As ever regarding daily subsistence, one feels obliged to cut as many corners as possible and keep the difference. The timings were tight. My young client’s schedule was not fixed until close to the departure, thus not allowing for mega-advance discounted travel. Not to worry – a ticket-splitting website came in handy and directed us to singles to Coventry, followed by singles to London – the services via Birmingham being cheaper (and taking an extra hour) than those direct.

However, with everything booked and sorted and run through and rehearsed to the point that nothing could go wrong, everything went wrong at the hands of that most formidable of enemies. Not the Taiwanese Secret Service or the Shenzen Snakeheads – worse than that – an unholy alliance between the wet stuff and the blowy stuff, personified as Storm Floris. A Dutch name meaning flowering, used because of the Met Office’s unholy collaboration with the Dutch and Irish.

Yes, the weather, or at least the forecast, was against us. Dire predictions emerged, and an amber warning was issued. I’m a great believer that these things are exaggerated because of climate change claptrap, but, having said that, if a warning was issued and nobody took any notice of it and something terrible happened, it would be inexcusable.

A landslide near Stonehaven resulted in the Carmont derailment five years ago this coming Tuesday. Three died.

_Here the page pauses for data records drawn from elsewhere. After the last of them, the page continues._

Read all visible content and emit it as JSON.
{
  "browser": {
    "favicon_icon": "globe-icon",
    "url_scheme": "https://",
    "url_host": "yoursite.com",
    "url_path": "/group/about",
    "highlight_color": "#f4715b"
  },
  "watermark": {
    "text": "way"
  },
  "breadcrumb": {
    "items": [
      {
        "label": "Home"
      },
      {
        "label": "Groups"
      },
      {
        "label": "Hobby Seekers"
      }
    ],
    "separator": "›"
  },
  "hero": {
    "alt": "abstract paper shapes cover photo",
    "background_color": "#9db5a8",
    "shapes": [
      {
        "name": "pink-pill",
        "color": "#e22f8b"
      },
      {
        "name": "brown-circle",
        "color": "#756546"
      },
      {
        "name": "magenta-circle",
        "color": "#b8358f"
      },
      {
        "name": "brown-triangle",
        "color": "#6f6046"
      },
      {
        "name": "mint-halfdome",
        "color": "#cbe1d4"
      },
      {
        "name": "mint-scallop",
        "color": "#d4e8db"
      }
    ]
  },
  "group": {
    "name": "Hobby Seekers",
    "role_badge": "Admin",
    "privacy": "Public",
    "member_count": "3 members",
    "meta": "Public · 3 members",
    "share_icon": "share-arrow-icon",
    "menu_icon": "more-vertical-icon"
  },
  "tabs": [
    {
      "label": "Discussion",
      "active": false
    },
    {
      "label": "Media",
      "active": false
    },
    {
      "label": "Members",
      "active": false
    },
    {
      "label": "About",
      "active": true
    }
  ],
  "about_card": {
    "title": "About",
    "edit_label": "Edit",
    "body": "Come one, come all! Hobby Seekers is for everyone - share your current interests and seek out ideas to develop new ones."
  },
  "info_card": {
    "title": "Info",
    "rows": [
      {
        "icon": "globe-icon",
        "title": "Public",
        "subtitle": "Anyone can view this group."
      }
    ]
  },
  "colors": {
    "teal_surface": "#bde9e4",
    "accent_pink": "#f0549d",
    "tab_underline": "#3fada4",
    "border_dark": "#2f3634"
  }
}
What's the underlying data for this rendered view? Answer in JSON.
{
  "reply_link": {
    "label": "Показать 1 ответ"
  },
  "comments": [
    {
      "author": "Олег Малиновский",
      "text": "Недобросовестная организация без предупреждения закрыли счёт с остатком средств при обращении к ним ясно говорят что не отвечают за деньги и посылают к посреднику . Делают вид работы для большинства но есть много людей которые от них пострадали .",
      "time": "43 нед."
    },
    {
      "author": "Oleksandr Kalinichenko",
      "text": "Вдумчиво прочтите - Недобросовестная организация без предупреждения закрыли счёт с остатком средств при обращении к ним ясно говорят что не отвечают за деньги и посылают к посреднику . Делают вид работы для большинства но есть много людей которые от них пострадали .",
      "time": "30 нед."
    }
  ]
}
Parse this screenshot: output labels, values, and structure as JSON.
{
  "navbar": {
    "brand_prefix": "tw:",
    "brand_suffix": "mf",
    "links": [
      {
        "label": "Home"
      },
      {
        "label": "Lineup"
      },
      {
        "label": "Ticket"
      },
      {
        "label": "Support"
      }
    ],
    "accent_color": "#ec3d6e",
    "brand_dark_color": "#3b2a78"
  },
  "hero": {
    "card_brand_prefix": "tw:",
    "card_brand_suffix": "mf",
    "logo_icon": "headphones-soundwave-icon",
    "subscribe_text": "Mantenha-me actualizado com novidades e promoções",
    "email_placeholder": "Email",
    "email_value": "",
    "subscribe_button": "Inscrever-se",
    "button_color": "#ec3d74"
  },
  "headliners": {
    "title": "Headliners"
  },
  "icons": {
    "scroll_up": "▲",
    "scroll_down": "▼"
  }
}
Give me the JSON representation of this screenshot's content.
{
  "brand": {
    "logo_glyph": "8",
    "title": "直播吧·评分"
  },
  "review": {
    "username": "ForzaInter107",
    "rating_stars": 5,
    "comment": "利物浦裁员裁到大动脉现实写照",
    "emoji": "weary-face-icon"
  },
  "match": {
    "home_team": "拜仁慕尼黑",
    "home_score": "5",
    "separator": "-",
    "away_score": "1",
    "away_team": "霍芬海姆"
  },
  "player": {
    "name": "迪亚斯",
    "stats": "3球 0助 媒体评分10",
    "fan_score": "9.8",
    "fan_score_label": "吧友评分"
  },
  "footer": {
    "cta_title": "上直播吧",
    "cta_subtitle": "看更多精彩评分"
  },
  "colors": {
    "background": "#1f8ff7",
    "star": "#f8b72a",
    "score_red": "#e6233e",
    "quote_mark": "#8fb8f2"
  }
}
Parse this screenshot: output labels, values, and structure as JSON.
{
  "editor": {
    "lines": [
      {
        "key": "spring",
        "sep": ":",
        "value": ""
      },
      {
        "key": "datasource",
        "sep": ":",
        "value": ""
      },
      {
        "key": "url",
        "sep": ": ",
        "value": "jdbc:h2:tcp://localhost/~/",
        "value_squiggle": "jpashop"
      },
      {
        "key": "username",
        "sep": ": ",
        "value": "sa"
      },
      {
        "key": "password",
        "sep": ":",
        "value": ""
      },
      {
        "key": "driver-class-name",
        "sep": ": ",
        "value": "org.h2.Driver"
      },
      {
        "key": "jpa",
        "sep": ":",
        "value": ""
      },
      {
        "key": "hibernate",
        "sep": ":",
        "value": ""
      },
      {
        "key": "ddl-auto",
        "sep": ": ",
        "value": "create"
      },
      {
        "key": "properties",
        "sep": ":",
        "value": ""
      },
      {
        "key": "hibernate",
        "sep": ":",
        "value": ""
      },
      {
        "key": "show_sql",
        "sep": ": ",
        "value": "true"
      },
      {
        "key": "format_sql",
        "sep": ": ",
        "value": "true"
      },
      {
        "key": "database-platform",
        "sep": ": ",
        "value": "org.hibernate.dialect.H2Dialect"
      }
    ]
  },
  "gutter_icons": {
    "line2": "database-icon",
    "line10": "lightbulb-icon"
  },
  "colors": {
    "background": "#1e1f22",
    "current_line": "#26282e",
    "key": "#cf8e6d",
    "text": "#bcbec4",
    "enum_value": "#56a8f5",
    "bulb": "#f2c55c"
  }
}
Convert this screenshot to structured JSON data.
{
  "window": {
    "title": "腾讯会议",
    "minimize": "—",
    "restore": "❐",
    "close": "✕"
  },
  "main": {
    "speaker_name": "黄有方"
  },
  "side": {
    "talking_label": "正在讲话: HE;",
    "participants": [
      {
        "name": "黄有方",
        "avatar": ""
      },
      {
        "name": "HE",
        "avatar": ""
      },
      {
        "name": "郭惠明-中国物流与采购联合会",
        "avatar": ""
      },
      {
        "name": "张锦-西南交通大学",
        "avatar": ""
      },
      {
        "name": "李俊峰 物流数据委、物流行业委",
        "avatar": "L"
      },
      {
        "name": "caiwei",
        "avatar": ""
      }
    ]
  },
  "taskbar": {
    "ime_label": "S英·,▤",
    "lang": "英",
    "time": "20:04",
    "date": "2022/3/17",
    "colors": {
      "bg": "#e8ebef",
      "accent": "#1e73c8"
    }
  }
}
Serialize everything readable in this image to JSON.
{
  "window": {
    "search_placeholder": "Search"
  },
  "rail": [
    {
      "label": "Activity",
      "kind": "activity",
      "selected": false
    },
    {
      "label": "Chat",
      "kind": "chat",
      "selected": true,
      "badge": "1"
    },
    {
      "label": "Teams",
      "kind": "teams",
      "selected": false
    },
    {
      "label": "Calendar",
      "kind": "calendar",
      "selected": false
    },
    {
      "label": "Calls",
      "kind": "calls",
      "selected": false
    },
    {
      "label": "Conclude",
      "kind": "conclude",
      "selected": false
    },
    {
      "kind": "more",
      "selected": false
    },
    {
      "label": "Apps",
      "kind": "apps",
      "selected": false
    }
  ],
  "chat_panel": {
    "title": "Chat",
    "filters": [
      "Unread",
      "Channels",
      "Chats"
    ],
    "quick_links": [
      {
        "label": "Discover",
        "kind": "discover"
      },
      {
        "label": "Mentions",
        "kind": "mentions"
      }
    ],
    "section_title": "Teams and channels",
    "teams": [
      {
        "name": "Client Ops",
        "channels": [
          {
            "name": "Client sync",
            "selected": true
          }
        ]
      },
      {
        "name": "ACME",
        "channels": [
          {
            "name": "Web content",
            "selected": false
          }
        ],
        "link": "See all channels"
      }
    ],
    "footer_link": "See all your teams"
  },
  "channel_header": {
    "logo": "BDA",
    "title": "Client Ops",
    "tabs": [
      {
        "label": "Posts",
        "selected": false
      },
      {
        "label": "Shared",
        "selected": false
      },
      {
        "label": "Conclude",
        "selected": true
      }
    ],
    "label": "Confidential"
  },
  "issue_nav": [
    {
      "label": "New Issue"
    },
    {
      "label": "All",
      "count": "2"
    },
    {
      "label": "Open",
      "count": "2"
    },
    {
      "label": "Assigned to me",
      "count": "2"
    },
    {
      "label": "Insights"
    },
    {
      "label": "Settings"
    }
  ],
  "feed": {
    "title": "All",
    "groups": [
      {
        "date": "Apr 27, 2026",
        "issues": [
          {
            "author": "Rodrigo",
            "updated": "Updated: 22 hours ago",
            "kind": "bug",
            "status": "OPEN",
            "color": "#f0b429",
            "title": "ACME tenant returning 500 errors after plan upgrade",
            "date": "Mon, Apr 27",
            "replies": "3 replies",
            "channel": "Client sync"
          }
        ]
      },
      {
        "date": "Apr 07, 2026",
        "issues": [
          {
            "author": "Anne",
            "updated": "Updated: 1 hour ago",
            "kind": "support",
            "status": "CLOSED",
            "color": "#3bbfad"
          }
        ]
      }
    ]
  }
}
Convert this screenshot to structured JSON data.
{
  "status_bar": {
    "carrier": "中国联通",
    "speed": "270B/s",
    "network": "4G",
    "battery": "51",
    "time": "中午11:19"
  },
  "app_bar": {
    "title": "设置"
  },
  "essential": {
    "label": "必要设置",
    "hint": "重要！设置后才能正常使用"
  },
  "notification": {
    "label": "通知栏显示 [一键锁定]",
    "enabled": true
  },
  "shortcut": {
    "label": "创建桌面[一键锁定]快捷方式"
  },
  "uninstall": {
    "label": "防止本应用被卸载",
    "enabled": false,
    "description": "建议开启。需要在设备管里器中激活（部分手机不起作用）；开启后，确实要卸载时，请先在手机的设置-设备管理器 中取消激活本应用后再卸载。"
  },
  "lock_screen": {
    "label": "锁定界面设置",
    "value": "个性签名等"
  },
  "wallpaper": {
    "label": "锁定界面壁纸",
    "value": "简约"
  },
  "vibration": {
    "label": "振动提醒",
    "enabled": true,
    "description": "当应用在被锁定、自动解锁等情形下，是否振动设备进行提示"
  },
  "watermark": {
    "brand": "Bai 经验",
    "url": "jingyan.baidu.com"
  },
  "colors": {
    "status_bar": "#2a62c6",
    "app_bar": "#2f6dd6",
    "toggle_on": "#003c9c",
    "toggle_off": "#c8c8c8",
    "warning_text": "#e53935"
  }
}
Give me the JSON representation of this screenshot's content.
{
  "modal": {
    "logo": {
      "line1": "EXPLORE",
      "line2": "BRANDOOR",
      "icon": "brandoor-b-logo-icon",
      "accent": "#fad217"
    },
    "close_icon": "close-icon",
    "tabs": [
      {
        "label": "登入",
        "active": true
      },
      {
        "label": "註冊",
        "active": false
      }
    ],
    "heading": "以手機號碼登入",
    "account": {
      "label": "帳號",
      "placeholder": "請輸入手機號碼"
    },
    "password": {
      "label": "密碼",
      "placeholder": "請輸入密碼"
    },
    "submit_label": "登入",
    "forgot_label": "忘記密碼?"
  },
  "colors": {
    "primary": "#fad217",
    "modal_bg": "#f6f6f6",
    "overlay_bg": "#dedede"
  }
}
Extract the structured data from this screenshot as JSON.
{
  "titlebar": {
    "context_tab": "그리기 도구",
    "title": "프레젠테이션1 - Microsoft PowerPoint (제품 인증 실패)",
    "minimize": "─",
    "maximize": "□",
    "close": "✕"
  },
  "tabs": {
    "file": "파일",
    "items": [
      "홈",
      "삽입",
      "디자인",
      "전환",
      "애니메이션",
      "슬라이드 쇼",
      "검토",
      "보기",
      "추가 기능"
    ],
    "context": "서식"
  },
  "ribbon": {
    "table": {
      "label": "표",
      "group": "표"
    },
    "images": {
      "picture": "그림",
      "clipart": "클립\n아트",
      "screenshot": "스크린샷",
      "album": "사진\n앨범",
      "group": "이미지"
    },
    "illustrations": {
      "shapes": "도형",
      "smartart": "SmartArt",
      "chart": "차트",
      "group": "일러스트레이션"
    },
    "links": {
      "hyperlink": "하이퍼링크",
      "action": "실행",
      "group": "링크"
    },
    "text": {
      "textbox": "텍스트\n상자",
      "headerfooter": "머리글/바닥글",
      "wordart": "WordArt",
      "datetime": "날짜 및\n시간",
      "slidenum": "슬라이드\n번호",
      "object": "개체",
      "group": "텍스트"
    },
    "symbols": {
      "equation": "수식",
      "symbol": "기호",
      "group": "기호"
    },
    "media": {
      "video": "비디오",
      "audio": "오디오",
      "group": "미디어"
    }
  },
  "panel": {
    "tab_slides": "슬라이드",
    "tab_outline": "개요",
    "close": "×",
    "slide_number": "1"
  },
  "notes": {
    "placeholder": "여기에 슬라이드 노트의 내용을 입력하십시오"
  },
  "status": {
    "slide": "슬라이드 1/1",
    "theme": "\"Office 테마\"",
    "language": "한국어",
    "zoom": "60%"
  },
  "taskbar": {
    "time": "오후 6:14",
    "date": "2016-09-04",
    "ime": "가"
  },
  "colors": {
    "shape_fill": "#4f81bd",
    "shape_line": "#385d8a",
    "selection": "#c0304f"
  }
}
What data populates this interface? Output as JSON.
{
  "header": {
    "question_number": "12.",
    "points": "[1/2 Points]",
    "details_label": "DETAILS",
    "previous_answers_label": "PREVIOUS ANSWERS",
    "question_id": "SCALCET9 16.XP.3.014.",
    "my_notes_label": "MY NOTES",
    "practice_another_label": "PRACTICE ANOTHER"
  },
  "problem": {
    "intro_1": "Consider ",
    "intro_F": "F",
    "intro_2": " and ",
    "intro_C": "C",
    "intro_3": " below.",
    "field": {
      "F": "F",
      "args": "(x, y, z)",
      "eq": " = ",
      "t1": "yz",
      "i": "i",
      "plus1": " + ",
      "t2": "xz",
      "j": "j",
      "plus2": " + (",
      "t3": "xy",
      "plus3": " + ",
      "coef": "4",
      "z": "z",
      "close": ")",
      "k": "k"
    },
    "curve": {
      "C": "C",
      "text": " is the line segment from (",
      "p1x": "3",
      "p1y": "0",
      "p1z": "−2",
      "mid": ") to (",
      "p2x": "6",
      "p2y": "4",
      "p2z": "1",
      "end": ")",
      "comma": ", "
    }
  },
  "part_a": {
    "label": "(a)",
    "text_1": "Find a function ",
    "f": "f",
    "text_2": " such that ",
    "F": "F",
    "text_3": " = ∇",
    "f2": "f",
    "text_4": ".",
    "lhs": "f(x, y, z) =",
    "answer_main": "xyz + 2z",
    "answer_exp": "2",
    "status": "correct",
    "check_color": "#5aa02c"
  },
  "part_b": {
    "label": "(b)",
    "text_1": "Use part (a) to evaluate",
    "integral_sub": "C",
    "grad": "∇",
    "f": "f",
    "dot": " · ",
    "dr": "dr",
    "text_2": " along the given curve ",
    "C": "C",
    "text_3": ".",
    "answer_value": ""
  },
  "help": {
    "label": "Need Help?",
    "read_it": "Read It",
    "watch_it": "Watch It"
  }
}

Therefore, last Sunday night, bureaucrats at various points of the complicated privatised railway network moved their fingers along process lines and turned the pages of flick books to follow the appropriate procedures – one of which involved instructing passengers they should not travel north of, or if north of, Preston. As services were being truncated with that in mind, my phone pinged to let me know our train out had been cancelled. Moments later, another ping cancelled the journey back.

Not to worry. Let’s get busy.

Real Time Trains do individual service schedules and station departure boards. The Avanti West Coast Trains website does cancellations and alterations. A mass of contradictory information spread across my screens. Emailing Avanti resulted in an automated response promising to ‘aim’ to reply to me within 28 working days. Oh.

Amazingly, phoning Network Rail saw me talking to an actual person right away. A helpful gentleman read out the travel advice – or rather the ‘do not travel’ advice – before suggesting logging on and phoning up again first thing tomorrow morning to see how the land lies. I assured him I’d have early boots on a daybreak platform to see for myself.

Persevering with the screens, by about 11:30 p.m., Real Time Trains and the Avanti cancellations list (done in a funny way whereby you have to drop-list them one at a time and check for yourself) began to match.

Everything from Glasgow and Edinburgh was cancelled. For the uninitiated, the London trains originate in Glasgow or Edinburgh, then pass through Carlisle, where we’d be getting on. An hour and five minutes later-ish, they call at Preston before heading for London, either by Birmingham or by the more direct route not via Brum.

With the Glasgow and Edinburgh sections cancelled, all were starting from Preston – except two: the 07:36 and 10:36 from Glasgow, which instead would start from Carlisle at their usual departure times of 08:48 and 10:49. Good news, since our original, now cancelled, train was the 07:04, meaning we got a lie-in. But would we be able to get on it?

As every Puffin knows, the number of people travelling between two places is the population of both multiplied together and divided by the distance between them squared – then timesed by a constant. What’s the constant? Well, it depends. Is this commuter land or a seaside resort? Is there an airport?

Suffice it to say, there’ll be no Glasgow people on the 08:48, and there is a ‘don’t travel’ instruction in place for everyone else. On the other hand, Glaswegians are notoriously good at improvising a way from A to B, and those hailing from my own Debatable Lands are known to take no notice of what they are told.

Only one way to find out – turn up early and be prepared to deploy those sharp elbows!